5. Red Right 88
All you had to do was kick a field goal. In 1981, with a berth in the AFC Championship on the line, the Browns trailed the Raiders 14-12 and a field goal would end the game. Head coach Sam Rutigliano didn’t have any faith in his kicker, so he went for the touchdown. The play called was “Red Right 88,” and quarterback Brian Sipe as told to throw the ball away if no one was open in the end zone. When the time came about though, Sipe threw the ball up and Oakland intercepted, as Cleveland’s back luck in 80’s playoff games officially began.
4. Tim Couch
Tim Couch was the beginning of the end for the Browns’ return to Cleveland. The Browns took him out of Kentucky with the first overall pick in the 1999 NFL Draft. Hopes were high for the record-setting signal caller from the Bluegrass State, but it just wasn’t meant to be. Over his career, Couch would throw more interceptions (67) than touchdowns (64), and would finish with a career record of 22-37. From that point on, the team would never be the same as the losing culture began to reach the point where they currently stand.
3. The Drive
Up 20-13 in the 1987 AFC Championship, it looked as if the Browns were on their way to their first ever Super Bowl appearance. Only 5:32 remained, and the Denver Broncos were on their own two-yard line as it seemed like the Browns would emerge victorious. But, as all good Cleveland sports stories go, the Browns found a way to blow the game. Elway led Denver on a 98-yard drive to tie the game with 39 seconds left. The Broncos would then win in overtime, as part of their four-straight AFC Championship wins over Cleveland.
2. The Fumble
All he had to do was hold onto the ball. The Browns were down by five with a little over a minute left in the fourth quarter in the AFC Championship in 1988. They were trying to avenge a loss in the same game, to the same team (the Denver Broncos), a year earlier. With the ball in the red zone, Earnest Byner received the ball and looked to be taking the ball to pay dirt, but was stripped at about the one-yard line, just before pay dirt. Denver recovered and would win the game. To me this is worse than The Drive. The Drive was just an incredible series by Elway. The Fumble was just a horrible event set up by horrible ball handling by Byner.

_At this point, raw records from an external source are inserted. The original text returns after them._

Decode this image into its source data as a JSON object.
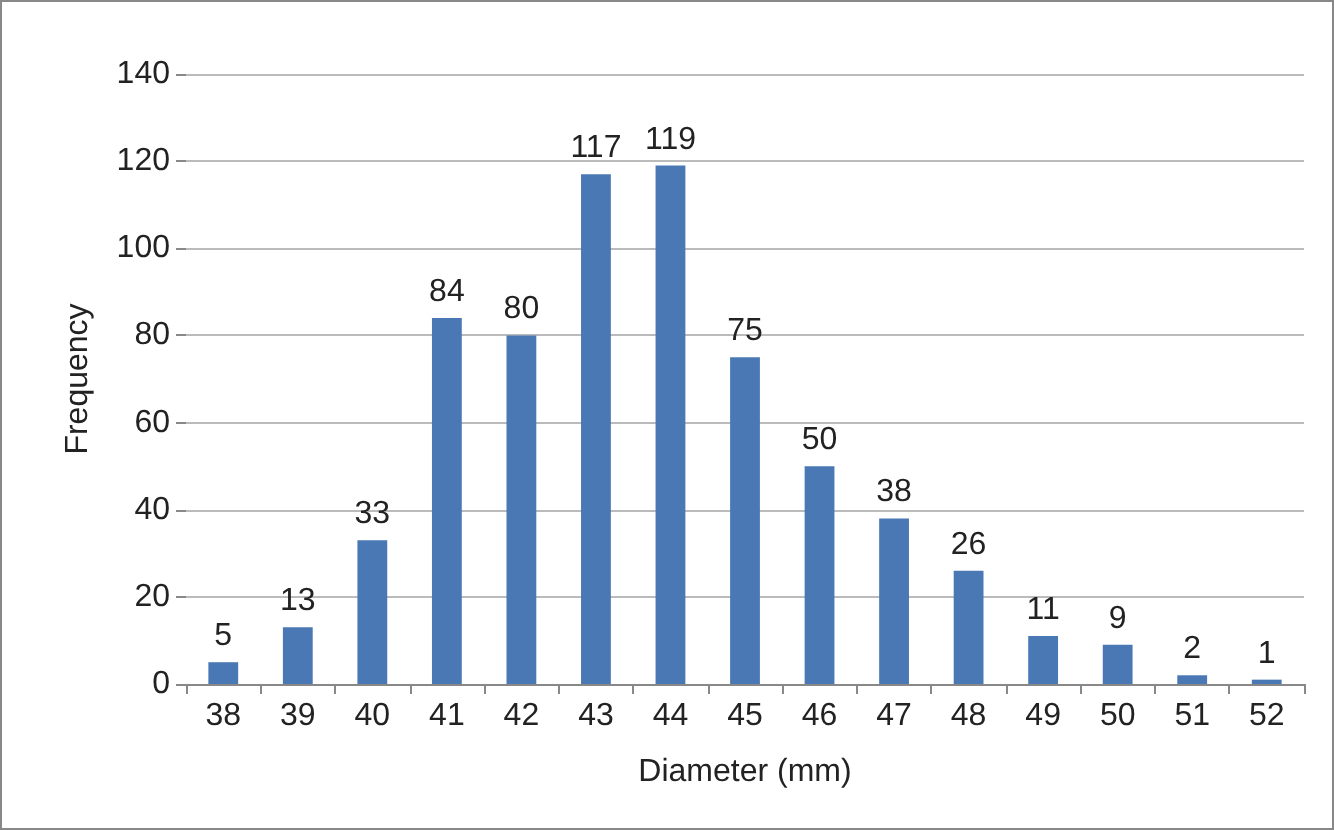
{
  "chart_data": {
    "type": "bar",
    "xlabel": "Diameter (mm)",
    "ylabel": "Frequency",
    "categories": [
      "38",
      "39",
      "40",
      "41",
      "42",
      "43",
      "44",
      "45",
      "46",
      "47",
      "48",
      "49",
      "50",
      "51",
      "52"
    ],
    "values": [
      5,
      13,
      33,
      84,
      80,
      117,
      119,
      75,
      50,
      38,
      26,
      11,
      9,
      2,
      1
    ],
    "color": "#4a78b4",
    "ylim": [
      0,
      140
    ],
    "yticks": [
      0,
      20,
      40,
      60,
      80,
      100,
      120,
      140
    ],
    "grid": "y",
    "data_labels": true
  }
}
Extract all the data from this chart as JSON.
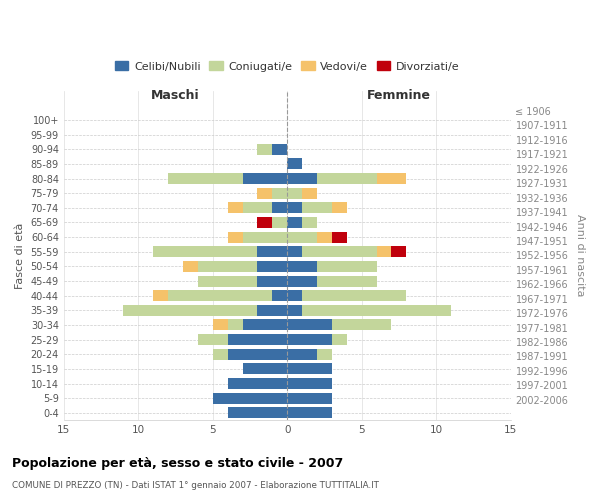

1. Art Modell Moving the Franchise to Baltimore
This move transformed the franchise from one that had a competitive history and a proud tradition, to one that would never seem to recover and would turn into the laughing stock of the league. On November 6, 1995, Modell made the decision to move the Browns to the city of Baltimore, and became the Ravens. It was a shock to Browns fans and it was just so unnecessary. The team did return in ’99, but was never the same, with only one playoff appearance and zero playoff wins since the original move. It also doesn’t help that Baltimore has since won two Super Bowls.